To determine the \(y\)-intercept, we'll replace \(x\) with \(0\text{:}\)

\begin{align*} y\amp=-2(\substitute{0}+5)^2+12\\ \amp=-2(25)+12\\ \amp=-38 \end{align*}

The \(y\)-intercept occurs at \((0,-38)\text{.}\)

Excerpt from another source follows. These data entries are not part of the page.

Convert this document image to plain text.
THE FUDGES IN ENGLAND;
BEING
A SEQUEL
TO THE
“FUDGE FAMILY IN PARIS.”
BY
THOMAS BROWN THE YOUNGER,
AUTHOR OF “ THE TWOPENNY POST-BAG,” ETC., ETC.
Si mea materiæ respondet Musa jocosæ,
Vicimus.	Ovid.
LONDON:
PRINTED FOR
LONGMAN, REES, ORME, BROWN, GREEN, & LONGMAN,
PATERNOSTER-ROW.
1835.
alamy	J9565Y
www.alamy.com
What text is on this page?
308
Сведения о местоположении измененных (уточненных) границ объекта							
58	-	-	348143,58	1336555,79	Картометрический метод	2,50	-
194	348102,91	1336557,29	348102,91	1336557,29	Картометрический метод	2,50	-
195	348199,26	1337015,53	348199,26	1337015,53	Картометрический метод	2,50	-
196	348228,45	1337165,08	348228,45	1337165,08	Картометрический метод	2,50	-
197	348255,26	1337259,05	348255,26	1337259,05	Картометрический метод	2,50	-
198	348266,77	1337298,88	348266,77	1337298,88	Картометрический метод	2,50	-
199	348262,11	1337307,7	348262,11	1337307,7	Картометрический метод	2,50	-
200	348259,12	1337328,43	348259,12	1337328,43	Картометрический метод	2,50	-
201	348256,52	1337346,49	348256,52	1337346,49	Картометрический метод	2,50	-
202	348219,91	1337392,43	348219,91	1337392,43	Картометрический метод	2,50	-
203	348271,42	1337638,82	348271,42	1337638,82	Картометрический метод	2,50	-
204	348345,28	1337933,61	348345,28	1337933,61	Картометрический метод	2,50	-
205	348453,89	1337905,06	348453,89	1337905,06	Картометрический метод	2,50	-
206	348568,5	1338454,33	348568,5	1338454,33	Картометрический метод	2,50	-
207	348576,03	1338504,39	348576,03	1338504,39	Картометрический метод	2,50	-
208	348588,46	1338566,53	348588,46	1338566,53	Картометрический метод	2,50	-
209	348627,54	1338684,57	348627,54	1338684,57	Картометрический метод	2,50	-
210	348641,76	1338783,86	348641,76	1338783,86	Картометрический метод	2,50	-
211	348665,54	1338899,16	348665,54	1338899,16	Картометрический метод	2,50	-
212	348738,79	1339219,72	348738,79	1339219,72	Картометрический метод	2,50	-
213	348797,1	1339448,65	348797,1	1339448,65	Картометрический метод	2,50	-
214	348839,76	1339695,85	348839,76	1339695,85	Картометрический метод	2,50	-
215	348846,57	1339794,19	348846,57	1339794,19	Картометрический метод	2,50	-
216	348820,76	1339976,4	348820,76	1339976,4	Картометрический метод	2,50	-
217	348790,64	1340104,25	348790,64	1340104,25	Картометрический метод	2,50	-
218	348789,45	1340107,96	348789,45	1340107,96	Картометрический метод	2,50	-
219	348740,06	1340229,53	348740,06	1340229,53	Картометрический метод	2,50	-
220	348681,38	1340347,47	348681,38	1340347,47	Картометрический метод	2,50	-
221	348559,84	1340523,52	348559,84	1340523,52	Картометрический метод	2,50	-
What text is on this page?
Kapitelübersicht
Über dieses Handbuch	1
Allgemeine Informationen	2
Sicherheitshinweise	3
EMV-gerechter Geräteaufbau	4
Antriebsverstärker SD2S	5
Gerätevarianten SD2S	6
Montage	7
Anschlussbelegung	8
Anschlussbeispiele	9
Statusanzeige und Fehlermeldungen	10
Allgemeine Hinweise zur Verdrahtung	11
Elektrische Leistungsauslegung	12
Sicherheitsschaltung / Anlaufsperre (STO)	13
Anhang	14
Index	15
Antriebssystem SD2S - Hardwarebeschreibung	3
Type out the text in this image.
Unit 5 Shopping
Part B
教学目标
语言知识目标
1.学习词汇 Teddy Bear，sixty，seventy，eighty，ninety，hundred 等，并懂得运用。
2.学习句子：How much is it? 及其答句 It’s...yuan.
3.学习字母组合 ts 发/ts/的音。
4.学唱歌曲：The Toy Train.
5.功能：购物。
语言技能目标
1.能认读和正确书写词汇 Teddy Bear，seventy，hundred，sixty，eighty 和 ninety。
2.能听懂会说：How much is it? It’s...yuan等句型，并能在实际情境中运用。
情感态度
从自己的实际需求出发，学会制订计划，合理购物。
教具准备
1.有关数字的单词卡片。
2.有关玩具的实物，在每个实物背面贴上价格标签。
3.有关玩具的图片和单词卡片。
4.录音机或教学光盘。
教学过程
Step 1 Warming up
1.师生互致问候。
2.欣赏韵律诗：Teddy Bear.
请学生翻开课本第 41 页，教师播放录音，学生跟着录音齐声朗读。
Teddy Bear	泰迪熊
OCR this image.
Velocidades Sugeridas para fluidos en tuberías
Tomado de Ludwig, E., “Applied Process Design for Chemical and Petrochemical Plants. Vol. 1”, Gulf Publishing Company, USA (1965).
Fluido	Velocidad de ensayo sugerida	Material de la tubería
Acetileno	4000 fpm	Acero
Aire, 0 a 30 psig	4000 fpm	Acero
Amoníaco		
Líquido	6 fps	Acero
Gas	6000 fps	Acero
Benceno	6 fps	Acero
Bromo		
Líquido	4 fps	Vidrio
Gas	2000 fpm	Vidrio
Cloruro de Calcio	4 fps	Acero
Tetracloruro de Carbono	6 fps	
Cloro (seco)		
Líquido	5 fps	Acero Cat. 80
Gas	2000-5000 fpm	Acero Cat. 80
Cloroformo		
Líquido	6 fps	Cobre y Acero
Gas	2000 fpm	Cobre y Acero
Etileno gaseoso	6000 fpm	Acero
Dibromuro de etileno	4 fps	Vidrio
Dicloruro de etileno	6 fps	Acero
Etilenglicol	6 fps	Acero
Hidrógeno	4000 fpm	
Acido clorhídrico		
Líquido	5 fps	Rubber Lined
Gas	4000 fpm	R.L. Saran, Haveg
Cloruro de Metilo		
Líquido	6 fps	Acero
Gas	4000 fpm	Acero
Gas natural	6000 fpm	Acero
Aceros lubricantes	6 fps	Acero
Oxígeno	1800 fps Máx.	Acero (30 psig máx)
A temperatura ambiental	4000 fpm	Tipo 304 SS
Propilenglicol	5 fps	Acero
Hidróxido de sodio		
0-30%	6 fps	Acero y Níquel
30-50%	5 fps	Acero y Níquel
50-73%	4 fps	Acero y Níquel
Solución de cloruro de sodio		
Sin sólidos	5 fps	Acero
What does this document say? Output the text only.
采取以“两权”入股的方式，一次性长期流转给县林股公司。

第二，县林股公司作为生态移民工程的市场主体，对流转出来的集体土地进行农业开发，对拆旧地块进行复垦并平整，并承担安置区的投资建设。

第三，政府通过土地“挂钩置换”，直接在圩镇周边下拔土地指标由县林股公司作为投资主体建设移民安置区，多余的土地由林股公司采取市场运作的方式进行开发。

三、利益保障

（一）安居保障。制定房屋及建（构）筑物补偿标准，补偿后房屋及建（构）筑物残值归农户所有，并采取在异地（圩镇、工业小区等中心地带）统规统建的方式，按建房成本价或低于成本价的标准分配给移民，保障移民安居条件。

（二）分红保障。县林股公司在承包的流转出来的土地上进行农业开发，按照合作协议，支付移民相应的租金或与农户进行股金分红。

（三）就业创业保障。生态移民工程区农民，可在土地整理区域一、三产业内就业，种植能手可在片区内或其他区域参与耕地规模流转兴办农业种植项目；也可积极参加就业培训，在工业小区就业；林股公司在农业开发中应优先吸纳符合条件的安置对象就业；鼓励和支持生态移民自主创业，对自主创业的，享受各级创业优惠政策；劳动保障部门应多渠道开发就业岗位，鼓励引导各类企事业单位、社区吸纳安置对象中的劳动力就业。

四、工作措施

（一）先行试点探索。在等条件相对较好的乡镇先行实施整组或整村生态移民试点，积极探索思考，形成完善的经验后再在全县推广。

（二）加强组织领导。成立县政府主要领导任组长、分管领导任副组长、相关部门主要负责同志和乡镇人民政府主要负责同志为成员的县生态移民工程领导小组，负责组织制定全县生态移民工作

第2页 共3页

To determine the vertex using the formula \(x=-\frac{b}{2a}\text{,}\) we'll first need to expand this equation so that \(a\) and \(b\) can be identified:

\begin{align*} y\amp=-2(x+5)^2+12\\ y\amp=-2(x^2+10x+25)+12\\ y\amp=-2x^2-20x-50+12\\ y\amp=-2x^2-20x-38 \end{align*}

Now we can use \(a=-2\) and \(b=-20\) to determine the \(x\)-value of the vertex:

\begin{align*} x\amp=-\frac{-20}{2(-2)}\\ \amp=-5 \end{align*}

Lastly, we'll use this value to find the \(y\)-value. We can use either the original equation or the expanded one; we'll use the original one here:

\begin{align*} y\amp=-2(\substitute{-5}+5)^2+12\\ \amp=-2(0)+12\\ \amp=12 \end{align*}

Therefore the vertex is the point \((-5,12)\text{.}\)